Let's have for example 4x SAS Read Intensive SSD within a disk group.
Such a disk group should have the aggregated read performance 4 x 10,000 IOPS = 40,000 IOPS
As we see in the performance numbers above, there is a significant performance difference between SSD read and write.
For our SAS Read Intensive SSD disk we have 10,000 IOPS for 100% read but only 2,000 IOPS for 100% write so we have to normalize these numbers based on expected read/write ratio. If the planned storage workload is 70% read and 30% write, we can assume the single SSD disk will give as 7,000 + 600 IOPS, so in total 7,600 IOPS.
Storage is typically protected by some RAID protection, where the write penalty comes into play. Write penalty is the number of I/O operations required on the backend for a single frontend I/O operation.
Here are write penalties for various RAID protections
RAID 0 (no protection) - write penalty 0
RAID 1 (mirror) - write penalty 2
RAID 5 (erasure coding / single parity) - write penalty 4
RAID 6 (erasure coding / souble parity) - write penalty 6
So, let's calculate the write penalty and write overhead.
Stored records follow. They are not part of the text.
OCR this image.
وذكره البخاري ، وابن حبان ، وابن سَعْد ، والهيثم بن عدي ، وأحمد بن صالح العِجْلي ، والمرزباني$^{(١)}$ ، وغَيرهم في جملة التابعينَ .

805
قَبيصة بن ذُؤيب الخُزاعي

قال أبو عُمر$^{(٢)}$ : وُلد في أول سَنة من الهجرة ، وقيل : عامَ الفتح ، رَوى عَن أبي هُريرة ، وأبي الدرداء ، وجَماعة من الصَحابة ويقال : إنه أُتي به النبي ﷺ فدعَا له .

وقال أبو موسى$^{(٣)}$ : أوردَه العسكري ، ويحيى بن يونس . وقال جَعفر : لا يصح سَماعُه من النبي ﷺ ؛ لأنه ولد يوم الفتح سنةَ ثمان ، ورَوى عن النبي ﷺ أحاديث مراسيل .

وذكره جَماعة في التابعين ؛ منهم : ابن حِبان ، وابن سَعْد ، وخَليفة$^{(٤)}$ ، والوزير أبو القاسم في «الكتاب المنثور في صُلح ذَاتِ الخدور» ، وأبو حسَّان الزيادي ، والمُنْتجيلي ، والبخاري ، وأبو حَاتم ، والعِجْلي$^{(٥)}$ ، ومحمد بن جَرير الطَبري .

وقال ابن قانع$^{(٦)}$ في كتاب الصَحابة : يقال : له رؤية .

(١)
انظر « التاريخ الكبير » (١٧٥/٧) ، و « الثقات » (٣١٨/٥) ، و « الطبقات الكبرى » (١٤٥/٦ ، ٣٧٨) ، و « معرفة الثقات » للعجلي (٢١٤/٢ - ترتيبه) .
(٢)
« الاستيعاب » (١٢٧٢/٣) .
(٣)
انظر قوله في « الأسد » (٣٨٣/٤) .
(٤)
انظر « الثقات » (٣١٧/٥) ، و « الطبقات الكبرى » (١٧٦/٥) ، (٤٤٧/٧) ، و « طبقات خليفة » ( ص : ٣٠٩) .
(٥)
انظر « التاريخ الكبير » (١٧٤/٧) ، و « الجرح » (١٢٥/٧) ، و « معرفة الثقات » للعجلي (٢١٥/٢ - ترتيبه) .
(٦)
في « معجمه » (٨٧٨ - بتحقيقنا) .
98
If the planned storage workload is 70% read and 30% write and we have total aggregated normalized performance 30,400 IOPS (4 x 7,600) and we have to split the available performance into READ bucket and WRITE bucket.
In our example scenario, we have
READ bucket (70%) - 21,280 IOPS
WRITE bucket (30%) - 9,120 IOPS
Now we have to apply write penalty on write bucket. So let's say we would like to have RAID 5 protection, therefore 9,120 IOPS available on the backend can handle only 2,280 IOPS coming from the frontend.
Based on these calculations, the aggregated performance of RAID 5 protected disk group of 4 Read Intensive SSD disks should be able to handle 23,560 IOPS (21,280 + 2,280) of front-end storage workload. Please note, that the considered workload pattern is random, 64KB I/O size with Read/Write ratio 70/30.
Do not forget, that this is just logical planning and estimation, every physical system can introduce additional overhead. In real systems, you can have bottlenecks not considered in this simplified calculation. Example of such bottleneck can be
- storage controller, driver, firmware
- low queue depth int the storage path (controller, switch, expander, disk), not allowing I/O parallelism
- network or other bus latency
Are you doing similar design exercises? Any comment or suggestion is always welcome and appreciated.